Enfin, comme penser un instant que Nicolas SARKOZY prendra en compte l'impact environnemental de ses décisions, alors qu'il est à fond pour le nucléaire, le routier et les infrastructures massives ?

Il tricherait donc en signant : sa signature n'engagerait alors que ceux qui le croient, comme tant d'autres promesses qu'il a faites et non tenues.

C'est une hypothèse crédible; mais alors comment Nicolas HULOT, qui n'est pas une perdrix de l'année, peut il croire qu'il s'agit d'un engagement sérieux, alors que les 40 dernières années ont montré de quoi était capable la droite en FRANCE ?

Soit il fait semblant, coincé qu'il est entre ses différentes sponsors qui lui ouvrent grands les principaux médias pour développer ses thèses, sous réserve qu'il fasse dans la communion et les belles images.


Soit il y croit vraiment, et par la crédibilisation des candidats non écologistes que la signature du pacte leur accorde, Nicolas HULOT met sur le même pied d'égalité les militants écologistes (Lepage, Waechter, Voynet) et tous les candidats signataires de l'appel.

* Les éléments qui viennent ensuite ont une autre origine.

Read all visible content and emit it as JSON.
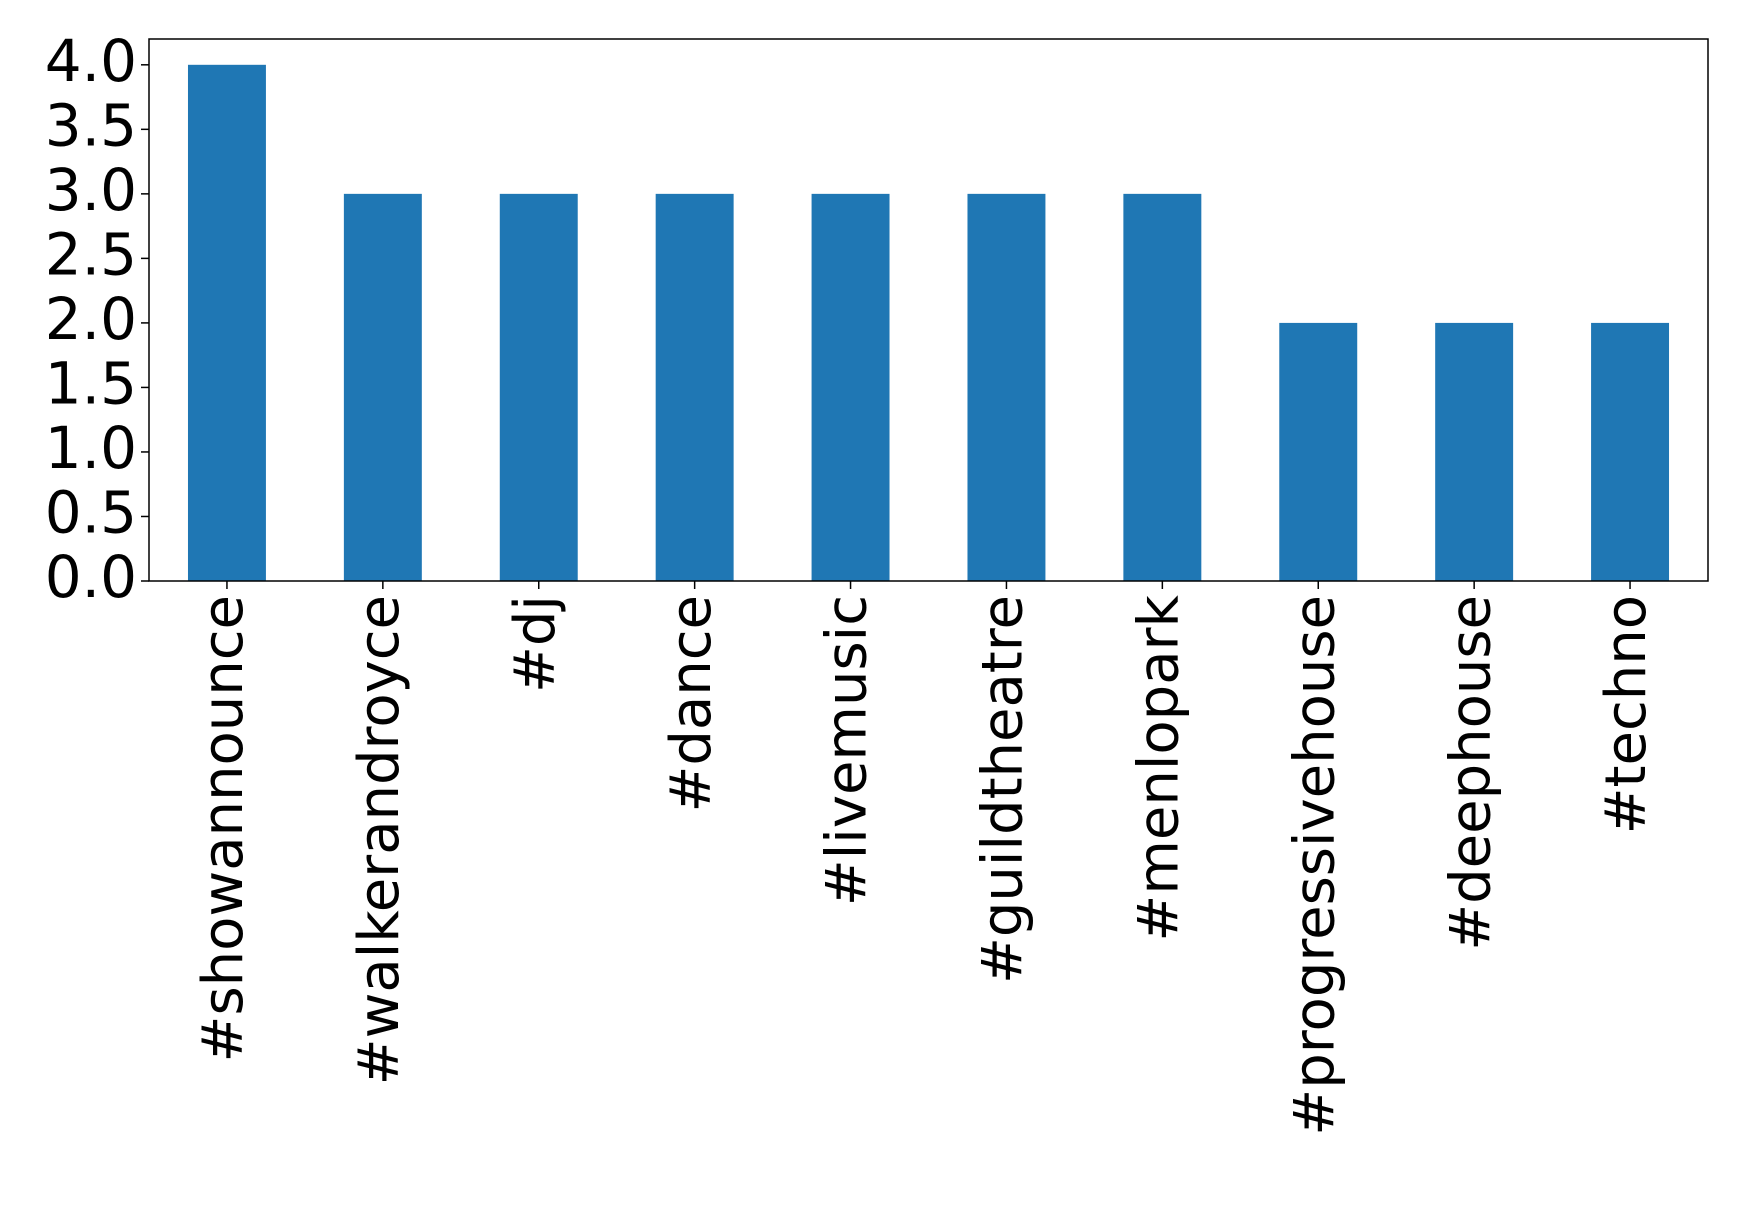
{
  "chart_data": {
    "type": "bar",
    "categories": [
      "#showannounce",
      "#walkerandroyce",
      "#dj",
      "#dance",
      "#livemusic",
      "#guildtheatre",
      "#menlopark",
      "#progressivehouse",
      "#deephouse",
      "#techno"
    ],
    "values": [
      4,
      3,
      3,
      3,
      3,
      3,
      3,
      2,
      2,
      2
    ],
    "color": "#1f77b4",
    "ylim": [
      0,
      4.2
    ],
    "yticks": [
      {
        "value": 0,
        "label": "0.0"
      },
      {
        "value": 0.5,
        "label": "0.5"
      },
      {
        "value": 1,
        "label": "1.0"
      },
      {
        "value": 1.5,
        "label": "1.5"
      },
      {
        "value": 2,
        "label": "2.0"
      },
      {
        "value": 2.5,
        "label": "2.5"
      },
      {
        "value": 3,
        "label": "3.0"
      },
      {
        "value": 3.5,
        "label": "3.5"
      },
      {
        "value": 4,
        "label": "4.0"
      }
    ],
    "grid": false
  }
}
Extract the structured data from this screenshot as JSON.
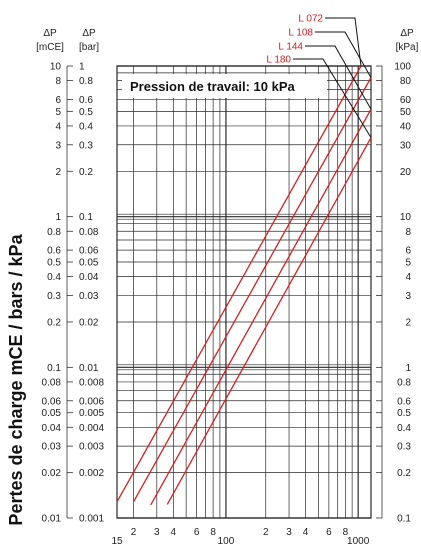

Il y a toujours plus de place dans les nouvelles églises pour les repentis.Mais alors, il n'y aurait pas besoin de voter pour Dominique VOYNET pour affirmer un choix écologiste à la présidentielle; puisqu'elle n'est, après tout, que l'une des candidates à avoir signé le pacte et qu'il vaut mieux soutenir un « gros » candidat qui l'a signé dans le cadre du vote utile.

Le Pacte serait ainsi l'alpha et l'oméga de la pensée écologiste en 2007 et contiendrait toutes les recettes à appliquer demain par n'importe quel président de la République de quelque bord qu'il fût.

Qui peut sérieusement croire cette fadaise ?

Je crains que le Pacte ne devienne une énorme supercherie qui donne à tous ses signataires le blanc seing de la défense de l'environnement... Munis de ce viatique, les candidats qui se moquent de l'environnement pourront continuer de discuter des choses sérieuses (les bourdes de Ségolène ROYAL, l'utilisation des RG et des forces de police par SARKOZY) le plus longtemps possible puisque « sur l'environnement on est d'accord »...Et qu'il suffit d'une grand messe chez Nicolas HULOT pour avoir le pardon de ses fautes passées...

N'assiste t-on pas en définitive par le Pacte à un enterrement royal de l'écologie politique dans un consensus sponsorisé par TF1 dont l'objectif est, rappelons le, de « vendre du temps de cerveau disponible pour la publicité » ? Puisque tous les candidats sont écolos, alors n'en parlons plus, nous savons ce qu'il faut faire.

Si c'est cela, les lendemains qu'on nous prépare seront des cauchemars de cynisme et de reniements.